Stolen from someone even older: Saul Bass
Gawd this shite... dumb The computer is personal again? Was it personal for awhile then it got pissed and stopped being personal.
What killed me I was in the MUNI station once and I saw two different ads and they looked exactly the same. I thought it was one of those theme ads where they cover the station with the same shit. No, these were two different ads for two different products and advertisements that looked exactly the same Ha ha ha !!
I like my computer impersonal.
Ever see that movie? The one where the computer magically gets a personality then starts acting like the guy's friend but then takes over the guy's apartment, tries to steal his girlfriend then his life and then tries to take over the world. The madness only ends when the Florida supreme court steps in at the last second to save the day. Remember that one? Huh? Do ya? Huh? You buncha liberal waste of panties.

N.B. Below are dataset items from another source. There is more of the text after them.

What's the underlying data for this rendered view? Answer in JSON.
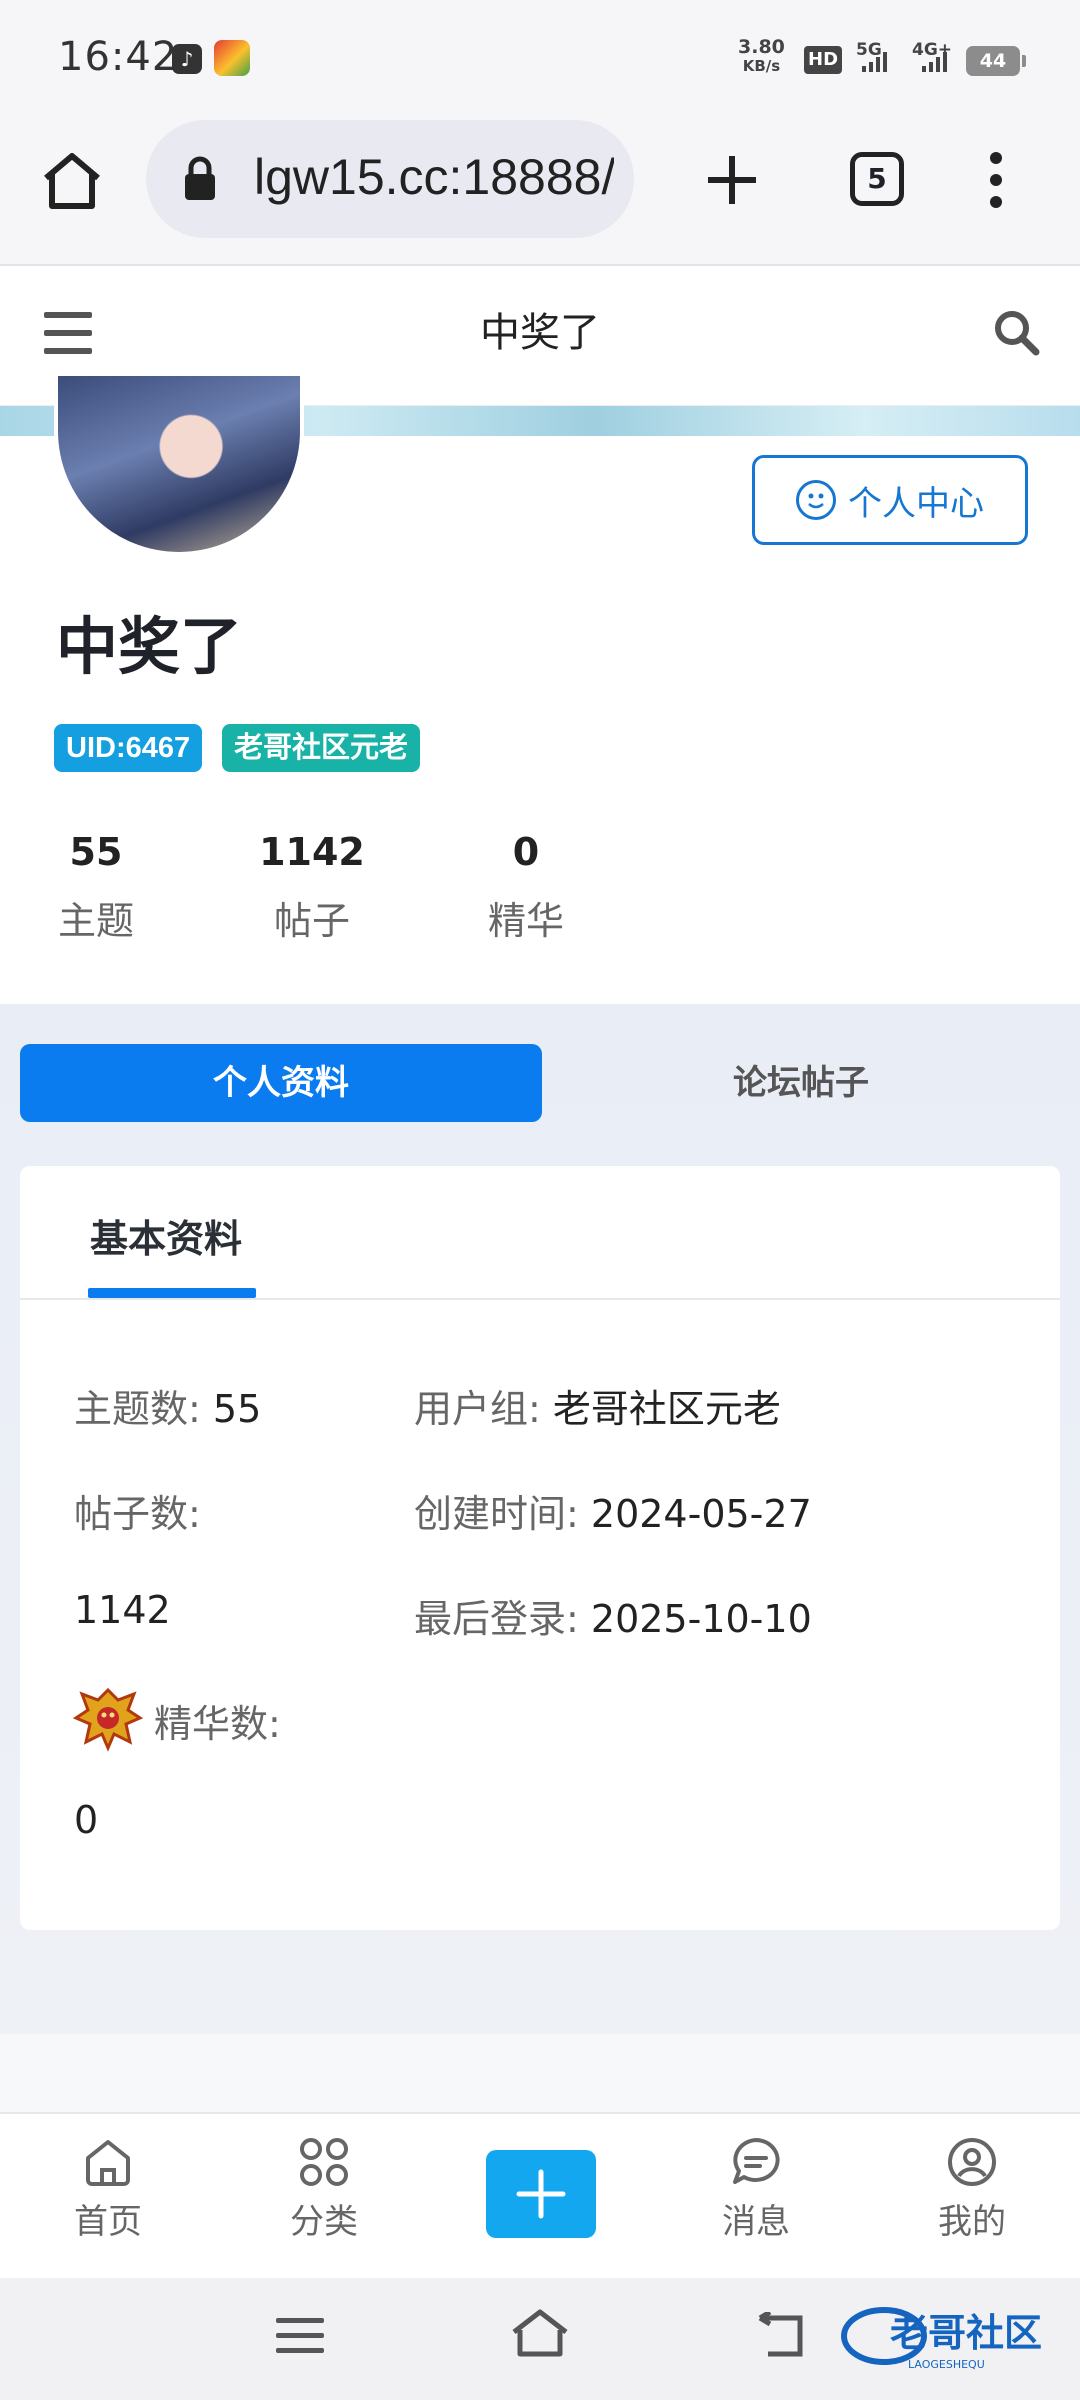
{
  "status_bar": {
    "time": "16:42",
    "net_speed_value": "3.80",
    "net_speed_unit": "KB/s",
    "hd": "HD",
    "sim1": "5G",
    "sim2": "4G+",
    "battery": "44"
  },
  "browser": {
    "url": "lgw15.cc:18888/",
    "tab_count": "5"
  },
  "site_header": {
    "title": "中奖了"
  },
  "profile": {
    "center_button": "个人中心",
    "username": "中奖了",
    "uid_badge": "UID:6467",
    "group_badge": "老哥社区元老",
    "stats": [
      {
        "value": "55",
        "label": "主题"
      },
      {
        "value": "1142",
        "label": "帖子"
      },
      {
        "value": "0",
        "label": "精华"
      }
    ]
  },
  "tabs": {
    "active": "个人资料",
    "inactive": "论坛帖子"
  },
  "card": {
    "tab_label": "基本资料",
    "topics_key": "主题数:",
    "topics_val": "55",
    "posts_key": "帖子数:",
    "posts_val": "1142",
    "digest_key": "精华数:",
    "digest_val": "0",
    "group_key": "用户组:",
    "group_val": "老哥社区元老",
    "created_key": "创建时间:",
    "created_val": "2024-05-27",
    "lastlogin_key": "最后登录:",
    "lastlogin_val": "2025-10-10"
  },
  "bottom_nav": [
    {
      "label": "首页",
      "icon": "home-icon"
    },
    {
      "label": "分类",
      "icon": "grid-icon"
    },
    {
      "label": "",
      "icon": "plus-icon"
    },
    {
      "label": "消息",
      "icon": "message-icon"
    },
    {
      "label": "我的",
      "icon": "user-icon"
    }
  ],
  "watermark": {
    "text": "老哥社区",
    "subtext": "LAOGESHEQU"
  },
  "colors": {
    "accent": "#0a7cf0",
    "uid_badge": "#139fe0",
    "group_badge": "#18b3a6",
    "plus_button": "#13a7f0"
  }
}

Nope. I like my computers like I like my hookers -- impersonal and willing to let you cum all over them.
I like the use of "personal" with the downward pointing finger. I think prostate exam, of course.
And perhaps Johan Sebastian Bach Foer's book needs more words jammed into that hand.. ..
like "Pretentious," "black-rim bespectacled," "Elijah Woodesque."
However, The Old Navy Lady still inspires more depraved thoughts of harm than any ad going.
it's like the cover artwork crossed with The Creation of Adam...
aah, anonymous. thanks for reminding me. The movie was called "Electric Dreams." Great music. Whatever happened to Georgio Moroder?
I think I hate you scamp. Yes, the movie was Electric Dreams, but the joke was Al Gore.
I'm sure of it. I hate you. You shouldn't miss the gist of my jokes.
According to Design Week, the cover calligrapher, Jonathan Gray, was "developing a full digital typeface based on these letters, which is to be licensed exclusively by Hewlett Packard." From June '06.
So, probably not so much plagiarism.
I read slowly.
Thanks. Apparently then simply raging unoriginality——same typeface, same hand art. This coming from a company famous for the tagline "invent."
That's the beauty of buying him off--99.99% of HP customers never heard of Safran Foer, and 99.98% of them ever heard of the movie adaptation. So they bought some cool art and can look completely original.
Of course, I can't pronounce Safran Foer, and I'm an HP customer, but the ads were shit.